Economically, it’s worse. The US is drowning in $37 trillion debt, with no buyers for $6 trillion in bonds. France can’t pay pensioners. They misread John Maynard Keynes, who said deficit spending was for emergencies, not a lifestyle. The West got hooked, turning a temporary fix into permanent policy.

India, meanwhile, sees GST collections grow 7 to 10% annually, despite partial coverage. Official GDP growth, reported at 6% earlier, is likely underreported to dodge climate obligations and trade re-classifications. This is reinforced by the fact that suddenly it rose to 7.8% after USA announced sanctions. The real economy, like India’s preserved knowledge, is far stronger than the West perceives.

India’s Secret Weapon

India’s playing the same game it did under British rule. Operation Sindoor, a May 7, 2025, strike targeting nine sites in Pakistani-administered Kashmir, stunned adversaries. It is rumored to have hit the USA’s Forward Deterrence nuclear storage site at Kirana Hills, which triggered sanctions.
The Akashteer air defense system, fully operational by September 2024, foiled Pakistan’s drones with automation possibly rooted in ancient Indian astronomical calculations, used for Mars missions. Nobody saw it coming because the West can’t recognize knowledge outside its own propaganda. India’s been quietly building capabilities while letting the West underestimate them, just like Hira Lal fed the BBS Russell with nonsense.

This follows the Mahabharata’s teaching for Kalyug, the current age. After 900 years of failed honest engagement—from early Islamic invasions to British colonialism—India learned to defeat enemies with deception, not fairness. They under-report GDP, hide military advancements, and preserve astronomical and philosophical systems in plain sight, invisible to Western eyes blinded by their own narratives.

The Vishkanya Trap

The West thought AI would save them after the internet flopped—Facebook’s losing users, and online narratives are a mess.Artificail Intelligence itself is a misleading term. It is merely a Simulated Conversation Engine and nothing more. It is a new interface to deal with computers. Like a new Keyboard. The fancy name raised expectations and now contributing to its fall, already.

The AI, trained on corrupted datasets from Operation Sanskrit Mill and Doniger’s translations, is a vishkanya, a poison maiden. When fed raw, anti-colonial insights, it sanitizes them into polite academic papers, stripping their revolutionary edge. It’s programmed to domesticate dangerous ideas, just like colonial translators turned Hindu energy systems into worship. Every time the West uses AI, it gets fed more of its own poison, amplifying its strategic blindness.

Foreign investors are falling into similar traps. They’re selling Indian stocks with 6%+ dividend yeild to chase quick options profits, walking into SEBI’s crackdowns on pump-and-dump schemes.

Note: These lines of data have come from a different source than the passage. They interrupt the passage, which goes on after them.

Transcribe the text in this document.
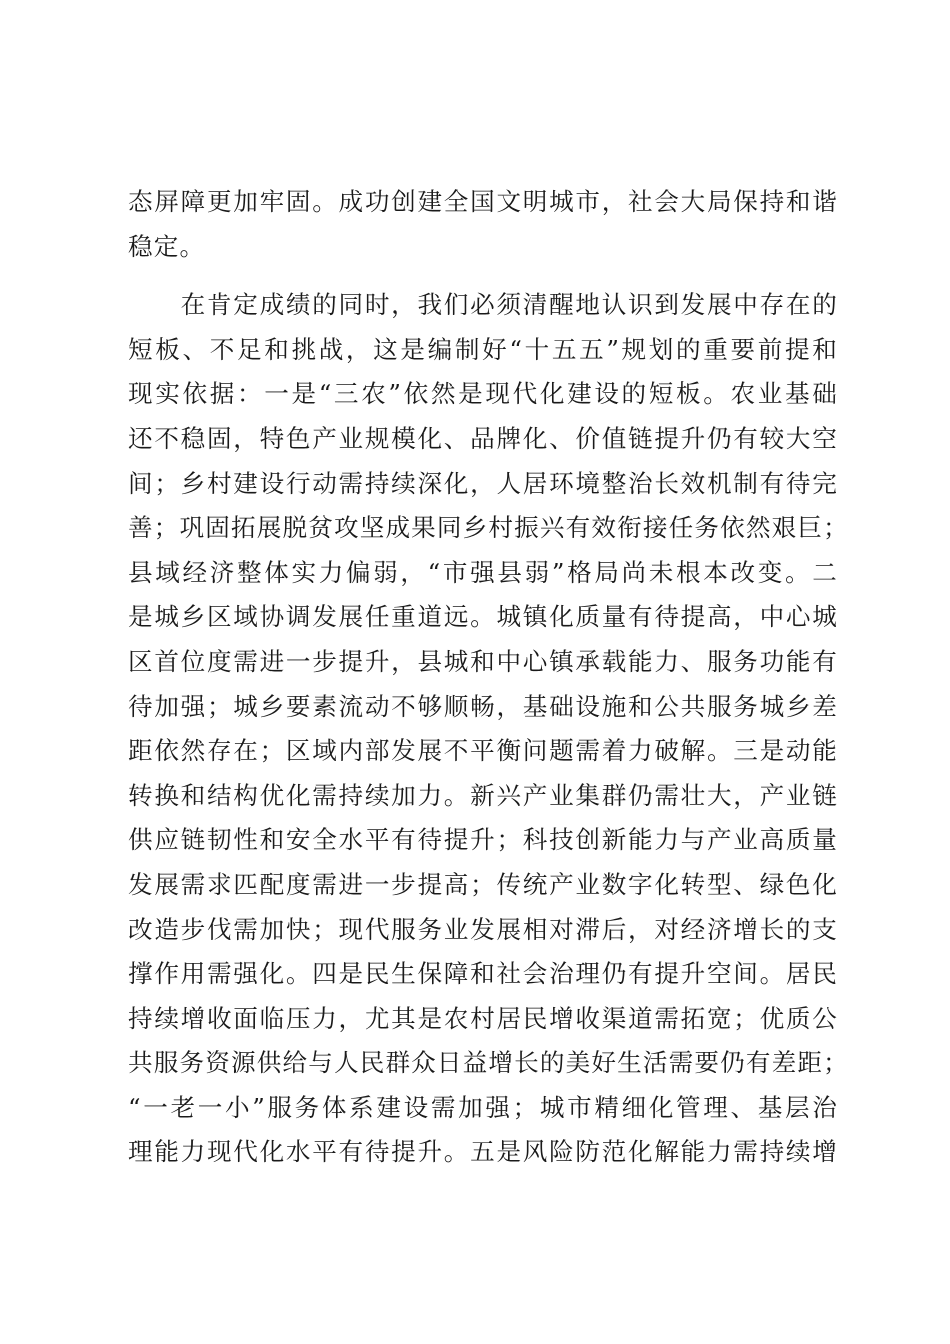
态屏障更加牢固。成功创建全国文明城市，社会大局保持和谐
稳定。
　　在肯定成绩的同时，我们必须清醒地认识到发展中存在的
短板、不足和挑战，这是编制好“十五五”规划的重要前提和
现实依据：一是“三农”依然是现代化建设的短板。农业基础
还不稳固，特色产业规模化、品牌化、价值链提升仍有较大空
间；乡村建设行动需持续深化，人居环境整治长效机制有待完
善；巩固拓展脱贫攻坚成果同乡村振兴有效衔接任务依然艰巨；
县域经济整体实力偏弱，“市强县弱”格局尚未根本改变。二
是城乡区域协调发展任重道远。城镇化质量有待提高，中心城
区首位度需进一步提升，县城和中心镇承载能力、服务功能有
待加强；城乡要素流动不够顺畅，基础设施和公共服务城乡差
距依然存在；区域内部发展不平衡问题需着力破解。三是动能
转换和结构优化需持续加力。新兴产业集群仍需壮大，产业链
供应链韧性和安全水平有待提升；科技创新能力与产业高质量
发展需求匹配度需进一步提高；传统产业数字化转型、绿色化
改造步伐需加快；现代服务业发展相对滞后，对经济增长的支
撑作用需强化。四是民生保障和社会治理仍有提升空间。居民
持续增收面临压力，尤其是农村居民增收渠道需拓宽；优质公
共服务资源供给与人民群众日益增长的美好生活需要仍有差距；
“一老一小”服务体系建设需加强；城市精细化管理、基层治
理能力现代化水平有待提升。五是风险防范化解能力需持续增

Raids in June 2025 across multiple cities uncovered evidence, with 200 companies under investigation. When SEBI clamps down, these investors will lose long-term stakes in a booming economy, repeating the colonial mistake of prioritizing short-term gains over strategy.

The Fall of an Empire

Empires die when they believe their own lies. Rome fell thinking so called “barbarians” were inferior, ignoring their strength. The Anglo-Saxon empire is collapsing, unable to see India’s or China’s capabilities because it’s drunk on propaganda from Operation Sanskrit Mill. Doniger’s translations, building on Müller’s framework, keep this poison flowing in American academia.

India, meanwhile, plays the long game. Its scholars preserved knowledge through centuries of colonial bullshit, from astronomy to philosophy. They fed colonizers distorted data, and now they’re doing it with GDP numbers and military tech. The West’s AI, meant to maintain dominance, is a vishkanya, poisoning them with their own corrupted data. Those who abused knowledge—through fake translations, phantom threats, or market manipulations—are suffering their own fate. India’s preserved systems, from Mars calculations to Akashteer, ensure victory in this epistemological war. The truth of Operation Sanskrit Mill, exposed for all to see, is just the beginning of dragging this fraud into the light.